José Luis Castillo en el Templo Parroquial CRÓNICA PEQUEÑA DE UN GRAN CONCIERTO
por Javier Estévez Ayer
pudo parecer un día normal. Quizás, muchos sintieron que en el pueblo
no pasó nada. Sin embargo, ayer durante una hora y media, en la iglesia
parroquial, en el interior de un volumen inimaginable de madera y de
piedra, Jose Luis Castillo, un pianista maduro, nos regaló un concierto
para degustar con el oído, con el corazón y con el paladar. Nada más comenzar
el concierto, la bóveda, como un cuenco cálido de mano de tea, recogía
y distribuía el placer en forma de música por todo el recinto. Jose
Luis no es un pianista ermitaño ni cerrado, todo lo contrario. Toca
para la gente, para quien en cada momento le escucha. No para el más
allá. Es de este mundo. Y eso le engrandece.

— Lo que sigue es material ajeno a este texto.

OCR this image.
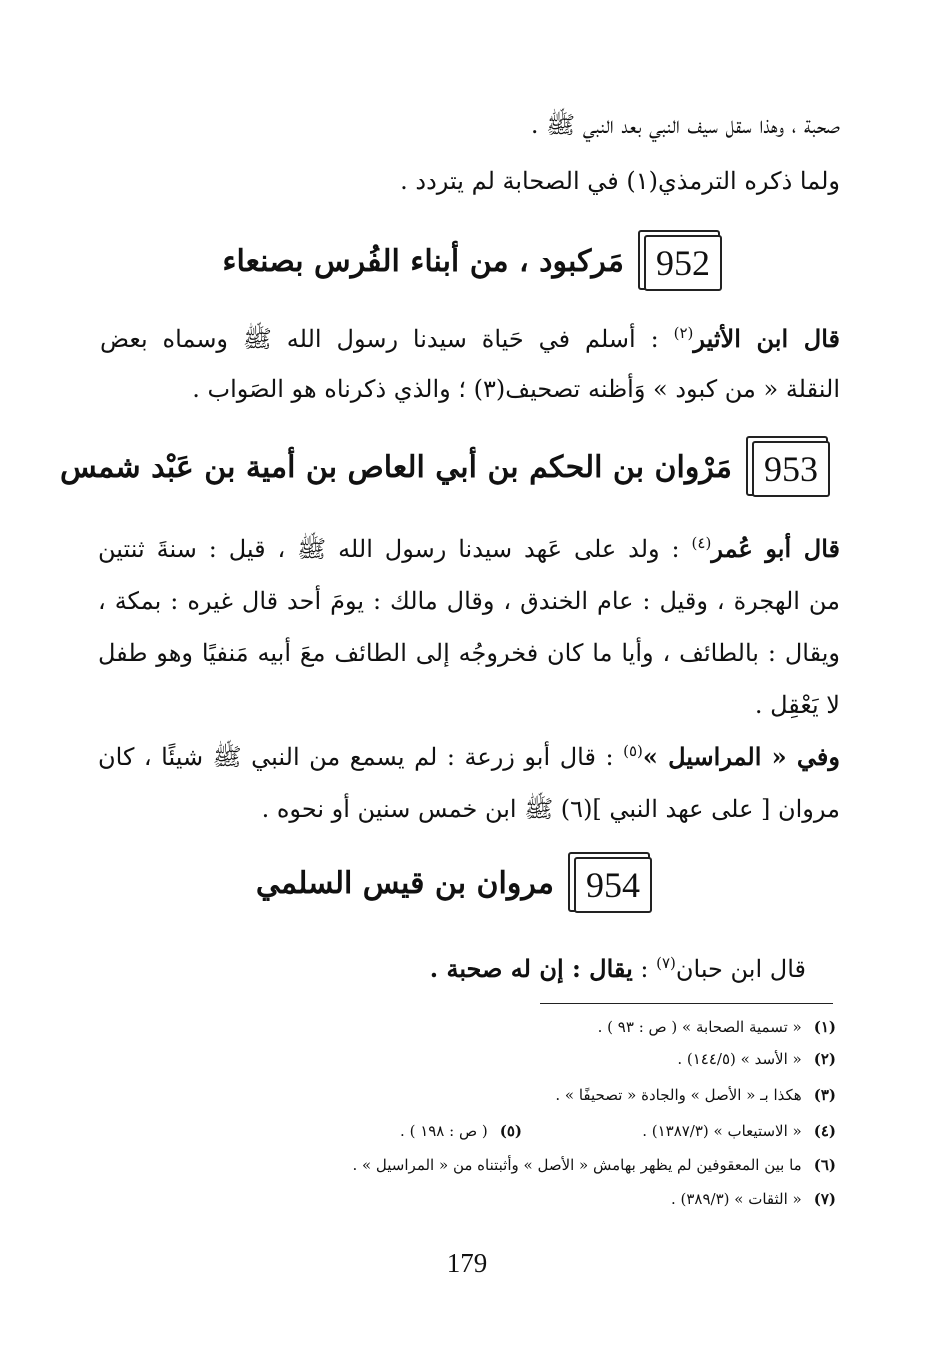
صحبة ، وهذا سقل سيف النبي بعد النبي ﷺ .
ولما ذكره الترمذي(١) في الصحابة لم يتردد .
952
مَركبود ، من أبناء الفُرس بصنعاء
قال ابن الأثير$^{(٢)}$ : أسلم في حَياة سيدنا رسول الله ﷺ وسماه بعض
النقلة « من كبود » وَأظنه تصحيف(٣) ؛ والذي ذكرناه هو الصَواب .
953
مَرْوان بن الحكم بن أبي العاص بن أمية بن عَبْد شمس
قال أبو عُمر$^{(٤)}$ : ولد على عَهد سيدنا رسول الله ﷺ ، قيل : سنةَ ثنتين
من الهجرة ، وقيل : عام الخندق ، وقال مالك : يومَ أحد قال غيره : بمكة ،
ويقال : بالطائف ، وأيا ما كان فخروجُه إلى الطائف معَ أبيه مَنفيًا وهو طفل
لا يَعْقِل .
وفي « المراسيل »$^{(٥)}$ : قال أبو زرعة : لم يسمع من النبي ﷺ شيئًا ، كان
مروان [ على عهد النبي ](٦) ﷺ ابن خمس سنين أو نحوه .
954
مروان بن قيس السلمي
قال ابن حبان$^{(٧)}$ : يقال : إن له صحبة .
(١)« تسمية الصحابة » ( ص : ٩٣ ) .
(٢)« الأسد » (١٤٤/٥) .
(٣)هكذا بـ « الأصل » والجادة « تصحيفًا » .
(٤)« الاستيعاب » (١٣٨٧/٣) .
(٥)( ص : ١٩٨ ) .
(٦)ما بين المعقوفين لم يظهر بهامش « الأصل » وأثبتناه من « المراسيل » .
(٧)« الثقات » (٣٨٩/٣) .
179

Mostró las virtudes propias de la madurez: virtuosismo, dominio de un abanico amplio del repertorio, personalidad, trascendencia, color, énfasis, tanto arrebato como templanza, y una sensibilidad extrema que alcanzó su cima con la asombrosa interpretación de Après une Lectura du Dante. Fantasía quasi Sonata de Franz Liszt, ese compositor que, como recuerda Charles Rosen, fue el primero en hacer experimentar a los pianistas el puro dolor físico. La interpretación del compositor húngaro fue un viaje imaginario y emocionante en el que Jose Luis jugaba y saltaba de la inagotable expresividad del compositor a los laberintos más oscuros del alma humana. Su interpretación fue sencillamente asombrosa. Rica y sorprendente. Cálida, fresca y arriesgada.
Ilusiona a quienes aman el piano imaginar cuál será el límite de este joven pero maduro pianista que dio su primer concierto en el mismo lugar, bajo la misma bóveda, hacía anoche veinticinco años. Ayer fue un día normal, en el pueblo no pasó nada, salvo que un pianista llegó, se abrazó a su instrumento, de cuyo vientre arrancaba melodías prodigiosas, y se empeñó en demostrarnos que la música tiene un poder sobrenatural. Ayer un pianista irrepetible arrulló al pueblo con un concierto inolvidable.